Originally written for the stage by legendary composer and playwright Stephen Sondheim and James Lapine, Into the Woods is a fantasy musical that intertwines the stories of several main characters: Cinderella, who wishes to attend the king’s festival; Jack, who wishes his cow would produce milk; Little Red Ridinghood, who wishes to bring bread to her grandmother; and a baker and his wife, who wish to have a child. A witch curses the baker and his family due to the actions of his father. The witch — played by Barberousse — tasks the baker with collecting several items to reverse the curse, sending him down a path that crosses with the other main characters.
“The witch is portrayed as an extremely beautiful, extremely powerful, dynamic woman, and that is such a refreshing image for how Black women are portrayed in the media,” Barberousse said.
The play was adapted into a film in 2014 that featured Hollywood heavy hitters like Meryl Streep, Johnny Depp, Chris Pine, Emily Blunt, Anna Kendrick and James Corden, as well as a budget of $50 million. USC’s production budget wasn’t quite that high, but that doesn’t mean the performances and sets were unimpressive.

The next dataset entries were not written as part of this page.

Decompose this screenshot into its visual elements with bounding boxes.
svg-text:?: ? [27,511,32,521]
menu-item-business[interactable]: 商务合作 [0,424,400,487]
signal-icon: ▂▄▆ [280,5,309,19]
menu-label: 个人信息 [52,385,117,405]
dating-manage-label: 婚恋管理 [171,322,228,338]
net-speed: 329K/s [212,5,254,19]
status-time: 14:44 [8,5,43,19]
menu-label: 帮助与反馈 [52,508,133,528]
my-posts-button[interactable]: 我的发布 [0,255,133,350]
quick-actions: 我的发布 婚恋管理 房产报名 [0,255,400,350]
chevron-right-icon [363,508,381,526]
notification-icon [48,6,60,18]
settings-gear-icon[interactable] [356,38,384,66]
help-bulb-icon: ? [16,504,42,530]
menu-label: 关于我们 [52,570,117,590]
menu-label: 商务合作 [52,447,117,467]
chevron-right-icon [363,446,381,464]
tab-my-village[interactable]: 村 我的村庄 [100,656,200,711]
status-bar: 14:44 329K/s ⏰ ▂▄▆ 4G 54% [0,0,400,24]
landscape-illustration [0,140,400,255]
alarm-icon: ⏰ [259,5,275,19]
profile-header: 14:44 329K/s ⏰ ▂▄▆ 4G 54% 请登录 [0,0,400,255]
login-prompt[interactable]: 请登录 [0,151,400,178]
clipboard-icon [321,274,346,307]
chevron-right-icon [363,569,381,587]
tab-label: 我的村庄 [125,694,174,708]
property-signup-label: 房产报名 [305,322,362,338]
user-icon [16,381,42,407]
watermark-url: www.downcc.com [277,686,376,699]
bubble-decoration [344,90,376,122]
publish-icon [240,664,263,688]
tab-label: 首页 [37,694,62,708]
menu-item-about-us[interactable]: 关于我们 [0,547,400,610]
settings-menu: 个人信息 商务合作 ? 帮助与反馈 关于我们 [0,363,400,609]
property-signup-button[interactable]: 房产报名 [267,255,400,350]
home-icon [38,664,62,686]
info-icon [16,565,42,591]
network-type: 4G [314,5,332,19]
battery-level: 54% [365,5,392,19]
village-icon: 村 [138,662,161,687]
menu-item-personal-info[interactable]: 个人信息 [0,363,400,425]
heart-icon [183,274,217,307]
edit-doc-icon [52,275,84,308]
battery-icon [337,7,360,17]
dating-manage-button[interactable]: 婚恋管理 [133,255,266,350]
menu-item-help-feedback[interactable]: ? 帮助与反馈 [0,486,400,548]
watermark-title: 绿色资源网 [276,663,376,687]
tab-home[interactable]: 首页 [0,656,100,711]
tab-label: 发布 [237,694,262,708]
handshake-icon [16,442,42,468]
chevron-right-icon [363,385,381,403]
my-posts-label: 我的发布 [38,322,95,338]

Into the Woods design team’s work helps tell the stories
The design team created several sets and backgrounds so that the audience could keep track of the separate storylines that intertwine at various points. The front stoop of Cinderella’s house — which also doubled as the palace — along with the front of the baker’s shop and Jack’s farm were all drawn and painted at large scale and lowered from the rafters to signal where the current scene was taking place. For scenes in the woods, those three sets were raised up, revealing a large tree and painted scaffolding that served as towers, beanstalks and other parts of the forest.
For a scene featuring a giant, LED lights were used to create a mouth and eyes in the upper corner of the theater, with one of the actors using a voice modifier to create a deeper tone that provoked an energetic response from the young audience.
That audience engagement is what senior Armand Akbari said made this performance particularly special.
“Seeing how reactive and fascinated they are by the spectacle of live theater reminded me not only of my inner child who first fell so deeply in love with performing, but also how fortunate I am to be where I am, studying what I do,” said Akbari, who played both Rapunzel’s prince and Cinderella’s father.
Actors meet audience members after Into the Woods performance
The biggest thrill of the day for both Barberousse and Akbari — who is also earning his BFA in musical theater — came after the show, when the cast was able to interact with students outside of the theater.
“I was speaking with some SDA faculty, and some students nearby crowded together and were like, ‘Oh my gosh — is that the prince?'” Akbari said. “It’s so thrilling to see raw and unfiltered reactions and such directness and fascination coming from the area students.”
For Barberousse, the opportunity to interact with students and serve as a role model for those looking to pursue a career in theater made all the work worth it.
“I hope the school continues outreach like this in the future because theater really isn’t accessible for many BIPOC,” Barberousse said. “Seeing yourself represented in excellence is necessary to envision yourself that way.”